As banks increasingly automate their operations, Bank of Uganda governor Emmanuel Tumusiime Mutebile says they should use automation to reduce high lending rates.
Currently, there are many software applications that serve the loan origination and credit assessment requirements of traditional and non-traditional lenders.
Financial institutions are increasingly mindful of improving their practices in these areas to increase efficiency, decision speed and productivity, and to enhance their customer experience, through automation — the latest buzzword in banking. Through automation – use of technology – banks lower their cost of doing business.
As such, banks should pass on the benefits to their clients by reducing their lending rates.
Addressing delegates during third Annual Bankers Conference yesterday at Kampala Serena hotel, Mr Mutebile said: “Access to credit is not the ultimate binding constraint on economic growth.”
Mr Mutebile added: “We must think holistically about the challenges holding back the power of finance to transform our economy. Proper diagnostics must reveal the problems that constrain agricultural finance before we devise durable solutions. We must examine the borrowing capacities of the businesses in our sector.”

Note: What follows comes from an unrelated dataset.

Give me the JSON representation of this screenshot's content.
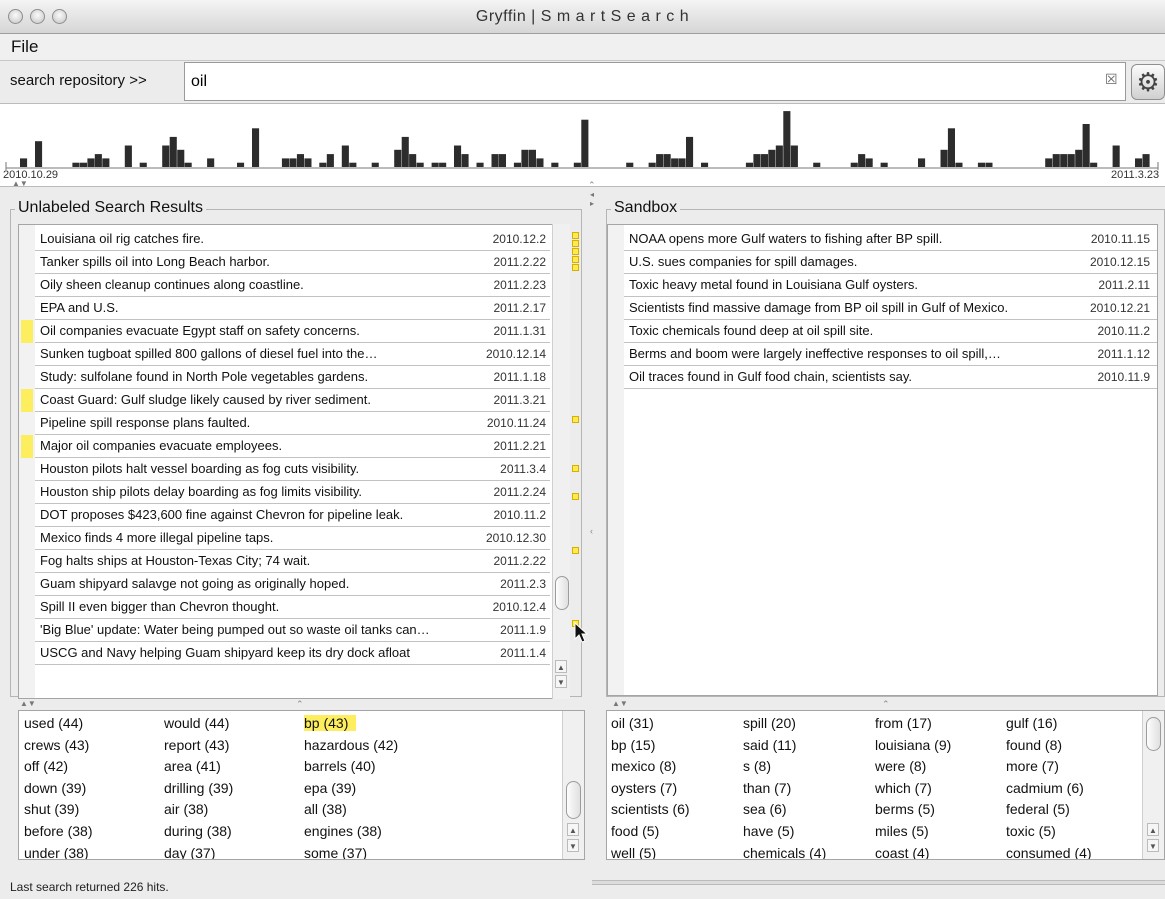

Mr Mutebile challenged financial institutions to rethink their views of bankable projects to design solutions for potential borrowers. Mutebile however, noted that formal sector creditworthy businesses which have been the main clients of commercial banks, comprise a small share of the economy.
Fortunately, Mr Mutebile said some financial institutions have started tackling these problems through business incubation programmes.
“Through automation and adoption of new technologies for delivering financial services, it is possible for banks to reduce their operating costs and pass on the savings to borrowers through reduced lending rates,” he said.
Mr Patrick Mweheire, chairman of Uganda Bankers Association (UBA) who is also the chief executive officer of Stanbic Bank Uganda, said, “Our current strategy period is 2019-2021 and we are focusing on the following: championing initiatives intended at driving down the average industry cost of delivering financial services in Uganda,” he said.
Lending to agriculture
Mr Mweheire said in the last decade, there has seen improvement in lending to agriculture from Shs241.7 billion in 2009 to over Shs1.6 trillion in early 2019. Correspondingly, the share of lending to agriculture as percentage of total private sector credit has more than doubled from 5.2 per cent in 2009 to 12 .9 per cent in 2019.